BishopAccountability.org

A Top Pope Aide Calls Church Conduct in Australia Sex Abuse a ‘Catastrophe’

By Rob Taylor And Francis X. Rocca
Wall Street Journal
February 29, 2016

http://tinyurl.com/hhyywqn

Cardinal George Pell was shown on a screen Monday in Canberra, Australia, as he testified to a royal commission.
Photo by LUKAS COCH

A top adviser to Pope Francis on Monday told an Australian inquiry that the failure to halt child abuse by clergy decades ago in the country was “a catastrophe” for both victims and the church. But he denied knowledge of any crimes while he was a priest there at that time.

Cardinal George Pell, who is the Vatican’s financial chief, made the church’s most conciliatory and detailed comments yet regarding accusations of sexual abuse of hundreds of Australian children in the 1970s and 1980s in testimony to a government-appointed Royal Commission.

“It certainly was much, much more difficult for the child to be believed then. The predisposition was not to believe,” Cardinal Pell, 74 years old, told the Australia-based inquiry by video-link from Rome. “The instinct was more to protect the institution, the community of the church, from shame.”

The Australian panel was formed in 2012 to investigate accusations of serious child abuse over decades within institutions including churches, schools, orphanages and sporting clubs. It will eventually report back to government.

Cardinal Pell has testified to the long-running inquiry previously, and to a separate investigation by lawmakers in Victoria state, where he was Archbishop of Melbourne from 1996 to 2001 and devised a system to deal with abuse complaints.

Some of the offenses allegedly took place when Cardinal Pell was a junior priest in the Australian town of Ballarat decades ago. The panel isn’t investigating Cardinal Pell or any individual priest over alleged abuse. From priest, he rose to become the top church official in Australia and now one of the most influential officials at the Vatican.

Many of the priests at the center of the Australian abuse allegations have been convicted and sentenced to prison.

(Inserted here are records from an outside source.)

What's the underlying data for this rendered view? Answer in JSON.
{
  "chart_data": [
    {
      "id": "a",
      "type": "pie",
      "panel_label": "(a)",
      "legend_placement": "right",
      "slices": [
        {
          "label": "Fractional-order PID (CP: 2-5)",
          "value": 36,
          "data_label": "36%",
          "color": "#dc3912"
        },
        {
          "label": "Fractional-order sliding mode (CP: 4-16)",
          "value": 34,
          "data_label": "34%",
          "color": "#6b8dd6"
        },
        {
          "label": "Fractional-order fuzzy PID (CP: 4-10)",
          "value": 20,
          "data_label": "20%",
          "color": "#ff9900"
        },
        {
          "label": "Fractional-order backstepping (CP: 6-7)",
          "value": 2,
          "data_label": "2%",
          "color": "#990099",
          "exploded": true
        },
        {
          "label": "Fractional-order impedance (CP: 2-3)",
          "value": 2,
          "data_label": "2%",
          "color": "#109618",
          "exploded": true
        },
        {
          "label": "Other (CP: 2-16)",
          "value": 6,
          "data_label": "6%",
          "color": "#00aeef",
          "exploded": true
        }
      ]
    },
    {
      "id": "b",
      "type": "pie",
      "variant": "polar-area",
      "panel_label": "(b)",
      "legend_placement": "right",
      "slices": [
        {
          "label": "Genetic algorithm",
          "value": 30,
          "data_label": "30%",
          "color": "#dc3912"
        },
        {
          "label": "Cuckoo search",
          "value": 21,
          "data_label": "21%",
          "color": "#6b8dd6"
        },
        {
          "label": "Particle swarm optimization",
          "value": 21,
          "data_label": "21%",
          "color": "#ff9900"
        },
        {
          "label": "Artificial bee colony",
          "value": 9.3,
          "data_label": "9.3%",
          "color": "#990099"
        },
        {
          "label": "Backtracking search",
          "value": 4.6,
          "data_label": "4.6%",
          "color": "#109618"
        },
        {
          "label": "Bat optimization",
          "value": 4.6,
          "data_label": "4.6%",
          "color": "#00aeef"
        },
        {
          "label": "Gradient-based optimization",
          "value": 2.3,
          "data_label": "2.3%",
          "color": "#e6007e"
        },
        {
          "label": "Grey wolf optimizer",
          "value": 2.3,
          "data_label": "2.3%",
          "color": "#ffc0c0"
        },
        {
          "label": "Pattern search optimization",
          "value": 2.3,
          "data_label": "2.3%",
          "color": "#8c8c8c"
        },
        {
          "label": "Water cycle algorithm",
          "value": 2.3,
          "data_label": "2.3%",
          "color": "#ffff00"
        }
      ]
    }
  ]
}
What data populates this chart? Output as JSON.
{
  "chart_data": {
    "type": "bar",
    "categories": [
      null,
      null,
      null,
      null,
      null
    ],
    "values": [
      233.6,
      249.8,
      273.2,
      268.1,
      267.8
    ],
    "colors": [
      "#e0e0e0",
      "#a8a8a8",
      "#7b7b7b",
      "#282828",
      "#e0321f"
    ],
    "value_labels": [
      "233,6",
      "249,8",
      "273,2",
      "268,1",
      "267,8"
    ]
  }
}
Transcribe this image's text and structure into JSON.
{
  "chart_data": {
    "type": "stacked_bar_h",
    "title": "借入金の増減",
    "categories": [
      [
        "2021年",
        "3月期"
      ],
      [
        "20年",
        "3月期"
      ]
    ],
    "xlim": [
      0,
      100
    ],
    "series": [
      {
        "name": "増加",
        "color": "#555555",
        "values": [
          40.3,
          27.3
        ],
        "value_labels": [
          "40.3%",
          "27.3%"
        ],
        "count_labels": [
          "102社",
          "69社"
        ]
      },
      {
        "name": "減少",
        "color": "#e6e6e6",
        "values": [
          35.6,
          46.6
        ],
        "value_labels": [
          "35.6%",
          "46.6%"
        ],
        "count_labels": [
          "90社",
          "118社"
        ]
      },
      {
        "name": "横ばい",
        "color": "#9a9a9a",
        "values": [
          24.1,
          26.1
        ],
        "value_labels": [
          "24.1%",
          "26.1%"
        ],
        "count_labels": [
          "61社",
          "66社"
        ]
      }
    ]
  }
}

In the past, some of the most incendiary accusations have been against Catholic clergy, with victims accusing senior church leaders of attempting to paper over abuse claims, shifting priests between congregations rather than reporting their alleged behavior to police and even destroying records. Cardinal Pell on Monday called any such acts “unacceptable.”

At the opening of a scheduled multi-day appearance, Cardinal Pell said that after reviewing one of the worst cases of clerical abuse involving former Ballarat priest and convicted pedophile Gerald Ridsdale he had concluded that the handling of the case by a senior bishop was “a catastrophe for the victims and a catastrophe for the church. If effective action had been taken earlier, an enormous amount of suffering would have been avoided.”

Cardinal Pell said while he had heard rumors of sexual abuses during his time in Ballarat, and later in Melbourne, he couldn’t recall substantive accusations, though he told the inquiry “my memory is sometimes fallible.”

Rumors of a member of the Christian Brother religious order kissing students at a Ballarat school, or swimming nude with boys, were dismissed as “eccentricities” of an elderly cleric, Cardinal Pell said, adding that naked swimming was relatively common in Australia decades ago. “No improprieties were ever alleged to me,” Cardinal Pell said.

The predisposition of the church during the worst alleged abuses in the 1970s and 80s had been not to trust children or even adults making “very, very, very plausible” allegations of misbehavior by pedophile priests, he said.

Cardinal Pell said he had also made errors of judgment after hearing rumors of abuse, choosing to accept the denials of priests rather than investigate the allegations of children involved.

“In those days, if a priest denied such activity, I was very strongly inclined to accept the denial,” he said.

“I’m not here to defend the indefensible,” Cardinal Pell said. “The church has made enormous mistakes and is working to remedy those. But the church in many places, certainly in Australia, has mucked things up, has let people down.”

The prelate is the equivalent of the Vatican’s treasurer. He also sits on the 9-member Council of Cardinals, known as the G9, which Pope Francis established in 2013 to advise him on Vatican reform and church governance.

The Catholic Church is Australia’s largest, representing almost a quarter of the population with 5.4 million followers.

Cardinal Pell testified from Rome because he was too ill to travel to Australia. In attendance during his testimony were about 20 survivors of abuse or their family members who had traveled to Italy after raising more than $100,000 in a crowdfunding campaign.

Some of those people from Australia who watched Cardinal Pell give evidence in a Rome hotel wore red T-shirts that included the words: “Some don’t remember, some never forget.”